There is evidence that the allocation of public funds and other services do not favor perceived opposition areas like the Luo-Nyanza and parts of Western Province. An example is last year’s imbalanced budgetary allocation by Simeon Nyachae, the Roads and Public Works Minister. He disbursed very little money to improve the roads in key opposition areas, though he defended by answering that they were already being funded from other sources. This is unfortunate because president Kibaki promised not to block the development progress of areas that are politically against him. To prove that he is a true national leader, Kibaki should launch major projects in these big provinces that are also very poor, especially the Luo-Nyanza. By doing so, he can shake the opposition kingpin Raila Odinga, because he would be directly playing a hand in his province’s development.

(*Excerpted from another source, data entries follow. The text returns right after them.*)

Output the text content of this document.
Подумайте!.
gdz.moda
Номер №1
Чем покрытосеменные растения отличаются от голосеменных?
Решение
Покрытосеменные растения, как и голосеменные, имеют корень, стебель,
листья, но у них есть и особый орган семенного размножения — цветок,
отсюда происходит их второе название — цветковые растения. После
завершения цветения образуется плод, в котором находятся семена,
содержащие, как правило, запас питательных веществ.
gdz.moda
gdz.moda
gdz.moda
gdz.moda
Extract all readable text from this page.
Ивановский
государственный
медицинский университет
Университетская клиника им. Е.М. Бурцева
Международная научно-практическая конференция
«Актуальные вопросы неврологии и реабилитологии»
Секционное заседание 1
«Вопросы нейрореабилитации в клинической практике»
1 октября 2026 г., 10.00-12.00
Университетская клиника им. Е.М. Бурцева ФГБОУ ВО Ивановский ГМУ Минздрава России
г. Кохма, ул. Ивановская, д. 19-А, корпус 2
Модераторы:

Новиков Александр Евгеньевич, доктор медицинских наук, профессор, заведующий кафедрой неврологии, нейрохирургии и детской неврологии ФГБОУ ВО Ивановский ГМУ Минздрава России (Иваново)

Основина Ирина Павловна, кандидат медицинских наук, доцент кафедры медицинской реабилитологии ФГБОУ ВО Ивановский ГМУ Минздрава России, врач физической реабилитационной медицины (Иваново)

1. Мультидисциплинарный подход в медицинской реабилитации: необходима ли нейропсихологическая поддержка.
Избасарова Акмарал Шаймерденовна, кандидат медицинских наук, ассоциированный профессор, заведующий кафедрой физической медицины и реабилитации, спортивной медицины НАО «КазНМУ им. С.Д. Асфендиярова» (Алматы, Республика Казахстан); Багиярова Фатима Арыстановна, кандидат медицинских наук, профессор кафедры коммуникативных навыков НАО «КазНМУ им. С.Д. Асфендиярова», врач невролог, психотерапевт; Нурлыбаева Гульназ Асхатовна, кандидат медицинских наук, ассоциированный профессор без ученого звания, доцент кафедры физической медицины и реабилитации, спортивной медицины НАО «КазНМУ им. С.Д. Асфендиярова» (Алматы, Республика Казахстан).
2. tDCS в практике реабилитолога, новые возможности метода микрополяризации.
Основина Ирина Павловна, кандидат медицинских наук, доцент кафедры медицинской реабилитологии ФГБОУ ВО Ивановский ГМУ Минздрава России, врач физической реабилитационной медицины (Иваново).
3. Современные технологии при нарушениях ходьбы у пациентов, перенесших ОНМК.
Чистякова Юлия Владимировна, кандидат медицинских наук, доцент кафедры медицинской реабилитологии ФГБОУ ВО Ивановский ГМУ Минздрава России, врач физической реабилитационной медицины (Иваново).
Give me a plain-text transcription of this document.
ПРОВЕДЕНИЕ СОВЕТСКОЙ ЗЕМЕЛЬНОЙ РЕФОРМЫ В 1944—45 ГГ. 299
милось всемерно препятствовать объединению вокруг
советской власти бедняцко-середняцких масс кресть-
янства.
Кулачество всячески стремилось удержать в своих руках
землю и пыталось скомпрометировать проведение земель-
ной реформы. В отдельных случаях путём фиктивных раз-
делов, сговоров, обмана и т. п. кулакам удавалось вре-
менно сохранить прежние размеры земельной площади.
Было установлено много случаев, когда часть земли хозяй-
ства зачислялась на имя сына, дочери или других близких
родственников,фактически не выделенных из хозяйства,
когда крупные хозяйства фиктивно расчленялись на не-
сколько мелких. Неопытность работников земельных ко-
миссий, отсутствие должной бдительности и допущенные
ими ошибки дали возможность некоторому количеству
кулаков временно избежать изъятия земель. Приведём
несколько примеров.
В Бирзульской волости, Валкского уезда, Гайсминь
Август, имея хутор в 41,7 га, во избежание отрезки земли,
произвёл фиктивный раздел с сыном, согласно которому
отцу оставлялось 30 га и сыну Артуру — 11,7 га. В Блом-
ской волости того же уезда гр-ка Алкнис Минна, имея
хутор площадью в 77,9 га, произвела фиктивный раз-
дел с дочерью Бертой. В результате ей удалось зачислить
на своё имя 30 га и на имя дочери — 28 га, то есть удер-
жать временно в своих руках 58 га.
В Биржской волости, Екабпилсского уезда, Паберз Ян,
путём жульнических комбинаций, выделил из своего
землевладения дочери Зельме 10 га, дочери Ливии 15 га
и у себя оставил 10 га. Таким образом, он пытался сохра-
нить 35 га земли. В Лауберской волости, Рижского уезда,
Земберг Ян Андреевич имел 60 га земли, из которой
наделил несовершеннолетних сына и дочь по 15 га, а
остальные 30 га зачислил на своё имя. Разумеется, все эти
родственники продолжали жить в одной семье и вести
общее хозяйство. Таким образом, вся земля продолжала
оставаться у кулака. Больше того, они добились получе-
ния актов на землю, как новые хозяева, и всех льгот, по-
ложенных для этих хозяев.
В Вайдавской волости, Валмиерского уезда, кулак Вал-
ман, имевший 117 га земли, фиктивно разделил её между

However, by physically shying away and using the only Luo in his cabinet, Foreign Minister Rafael Tuju, he is missing out on all those potential votes he may get in this hotbed of politics. Let us not forget that despite the notion held in Luo-Nyanza that Tuju is not electible, he has brought "visible development" in his Rarieda constituency, and might beat all his opponents in the coming elections.
As we await the general elections, the Steadman polls will continue to shape Kenya’s political landscape in favor of either President Kibaki, ODM-K’s candidate or other future presidential contenders. The outcome of these polls should therefore not be dismissed.